Dans tous les cas, pour bénéficier de la protection, la personne qui l’invoque doit démontrer qu’elle a fait une démarche qui déclenche la protection. Elle peut rapporter cette preuve par toute voie de droit. Toutefois, pour aider la personne à démontrer cela, la loi prévoit qu’elle peut demander la preuve écrite et datée de ses démarches à l’organisation, le service ou l’institution auprès duquel elle les accomplit. Cela peut par exemple être très utile lorsque les démarches ont été effectuées oralement.
Indemnisation
S’il est établi qu’une mesure préjudiciable a été adoptée, l’auteur de celle-ci doit payer des dommages et intérêts à la personne contre laquelle il l’a adoptée. Ces dommages et intérêts peuvent être cumulés avec des dommages et intérêts qui seraient dus en réparation d’une discrimination. Prenons le cas d’une travailleuse enceinte, discriminée en ce qu’elle n’obtient pas une promotion en raison de sa grossesse. Elle entame alors une procédure judiciaire à et obtient 6 mois de salaire brut en guise de dommages et intérêts en réparation de la discrimination subie. L’employeur est contrarié parce que sa travailleuse a entamé cette procédure judiciaire et la licencie. La travailleuse subit à nouveau un dommage du fait de ce licenciement.
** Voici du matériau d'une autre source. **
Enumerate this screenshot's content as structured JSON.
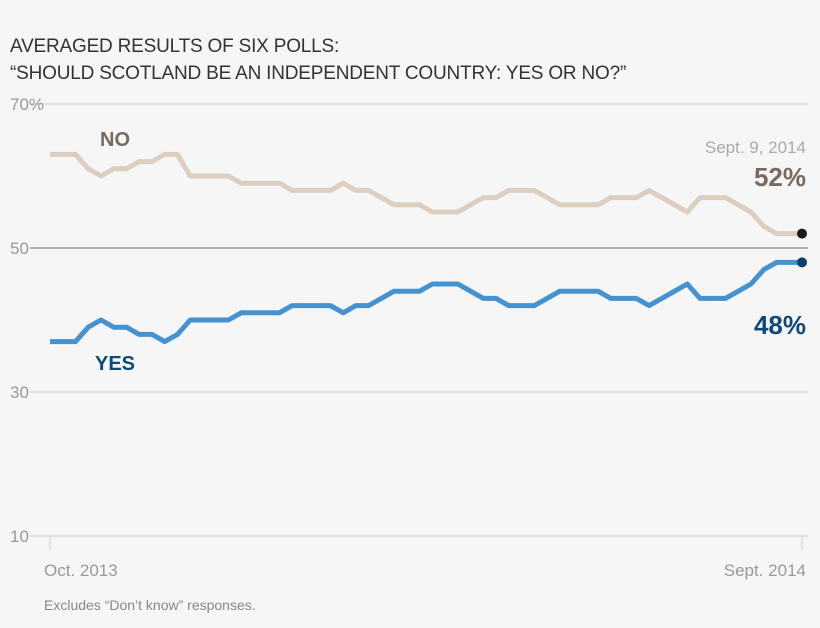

Si le cumul de l’indemnité pour discrimination et de l’indemnité pour mesures préjudiciables n’était pas possible, cela signifierait que l’employeur pourrait la licencier sans avoir à payer d’indemnité précisément pour éviter cela que le régime de protection contre les mesures préjudiciables a été créé.
Demande de réintégration
Dans le domaine des relations de travail, si l’employeur a mis fin à la relation de travail ou qu’il a modifier unilatéralement les conditions de travail, la personne protégée contre les représailles peut également choisir de demander sa réintégration ou de pouvoir exercer sa fonction sous les mêmes conditions que précédemment. Elle n’y est toutefois pas obligée. Si elle ne fait pas cette demande ou que la demande n’aboutit pas, elle peut alors demander des dommages et intérêts.